Yang menarik dari TikTok Live Shopping ini adalah, TikTok ini dasarnya dia sosial media, sebagai platform berbagi konten (Content Shared), nah saat semua orang sudah ngumpul, dia jualan.

Momen “bisa-jualan-di-Tiktok” ini ya bisa dibilang, disambut sangat baik bagi para influencer dan brand.

Terlebih karena algoritmanya yang tidak mengkhususkan akun untuk terkenal terlebih dahulu, kesempatan dapet cuan tambahan buat influencer ini ya semakin menarik.

Bagi influencer, mereka udah ga perlu nunggu brand masuk, tinggal jualan aja produk tertentu menggunakan TikTok Affiliate.

Kemudian buat brand juga sama, dia ga perlu endorse ke artis dengan rate card yang mahal, tinggal nongol aja live di TikTok, langsung rame.

Beda juga dengan Marketplace yang buat sosial media, misalnya Shopee dan Tokopedia.

Mereka memang dasarnya marketplace, kemudian buat fitur feed dan live streaming.

Live-streaming shopping ini emang udah merubah segalanya sih, termasuk cara kita belanja online.

Udah ga perlu lagi lewat marketplace, cukup lewat satu platform, yang notabene aplikasi sosial media, bisa langsung checkout.

Jadi kayanya wajar kalau influencer bisa dapet miliaran sekali live dengan menghitung GMV transaksi.

GMV sebagai Valuasi

Parameter GMV ini menarik sebetulnya untuk digunakan.

Dari beberapa referensi yang bisa kita temukan, GMV ini, seperti yang udah disampaikan sebelumnya, tidak direkomendasikan untuk dijadikan kondisi bisnis yang sebenarnya.

Di Startup, GMV ini bisa dipakai untuk menghitung rasio valuasi, jadi valuasi startup ini berapa kali dari GMV-nya.
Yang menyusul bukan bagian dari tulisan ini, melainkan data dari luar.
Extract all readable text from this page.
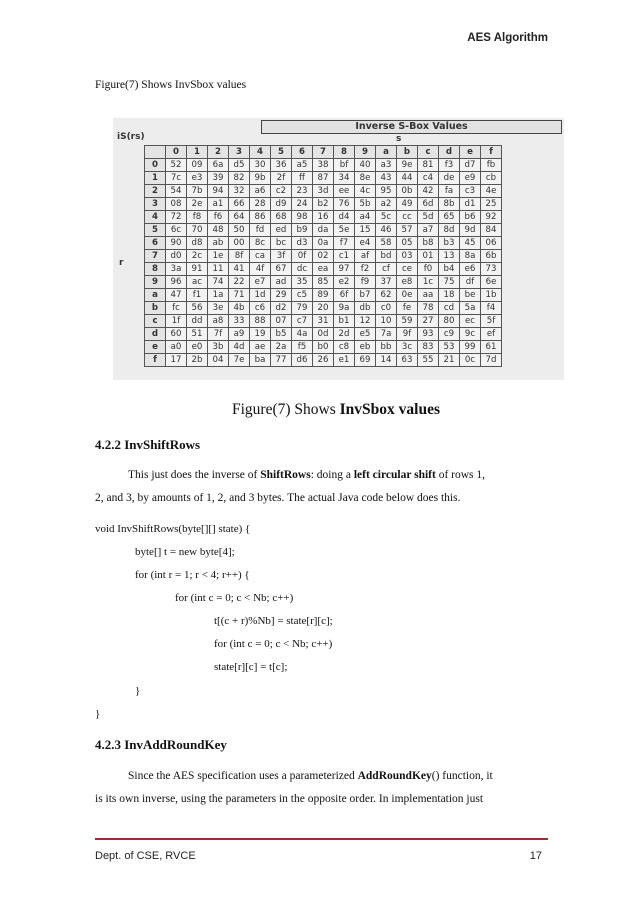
AES Algorithm
Figure(7) Shows InvSbox values
Inverse S-Box Values
iS(rs)	s
r
	0	1	2	3	4	5	6	7	8	9	a	b	c	d	e	f
0	52	09	6a	d5	30	36	a5	38	bf	40	a3	9e	81	f3	d7	fb
1	7c	e3	39	82	9b	2f	ff	87	34	8e	43	44	c4	de	e9	cb
2	54	7b	94	32	a6	c2	23	3d	ee	4c	95	0b	42	fa	c3	4e
3	08	2e	a1	66	28	d9	24	b2	76	5b	a2	49	6d	8b	d1	25
4	72	f8	f6	64	86	68	98	16	d4	a4	5c	cc	5d	65	b6	92
5	6c	70	48	50	fd	ed	b9	da	5e	15	46	57	a7	8d	9d	84
6	90	d8	ab	00	8c	bc	d3	0a	f7	e4	58	05	b8	b3	45	06
7	d0	2c	1e	8f	ca	3f	0f	02	c1	af	bd	03	01	13	8a	6b
8	3a	91	11	41	4f	67	dc	ea	97	f2	cf	ce	f0	b4	e6	73
9	96	ac	74	22	e7	ad	35	85	e2	f9	37	e8	1c	75	df	6e
a	47	f1	1a	71	1d	29	c5	89	6f	b7	62	0e	aa	18	be	1b
b	fc	56	3e	4b	c6	d2	79	20	9a	db	c0	fe	78	cd	5a	f4
c	1f	dd	a8	33	88	07	c7	31	b1	12	10	59	27	80	ec	5f
d	60	51	7f	a9	19	b5	4a	0d	2d	e5	7a	9f	93	c9	9c	ef
e	a0	e0	3b	4d	ae	2a	f5	b0	c8	eb	bb	3c	83	53	99	61
f	17	2b	04	7e	ba	77	d6	26	e1	69	14	63	55	21	0c	7d
Figure(7) Shows InvSbox values
4.2.2 InvShiftRows
This just does the inverse of ShiftRows: doing a left circular shift of rows 1,
2, and 3, by amounts of 1, 2, and 3 bytes. The actual Java code below does this.
void InvShiftRows(byte[][] state) {
byte[] t = new byte[4];
for (int r = 1; r < 4; r++) {
for (int c = 0; c < Nb; c++)
t[(c + r)%Nb] = state[r][c];
for (int c = 0; c < Nb; c++)
state[r][c] = t[c];
}
}
4.2.3 InvAddRoundKey
Since the AES specification uses a parameterized AddRoundKey() function, it
is its own inverse, using the parameters in the opposite order. In implementation just
Dept. of CSE, RVCE	17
Ada yang 3 kali, belasan sampai puluhan kali dari GMV-nya.

Nah, perlu diketahui juga, kalau GMV ini bisa dibilang sedikit sekali beririsan dengan keuntungan.

GMV yang besar bukan artinya revenue, atau bahkan profit juga besar.

Kasarnya gini, GMV bisa aja besar, tapi revenue-nya cuma 5%, belum dipotong operasional.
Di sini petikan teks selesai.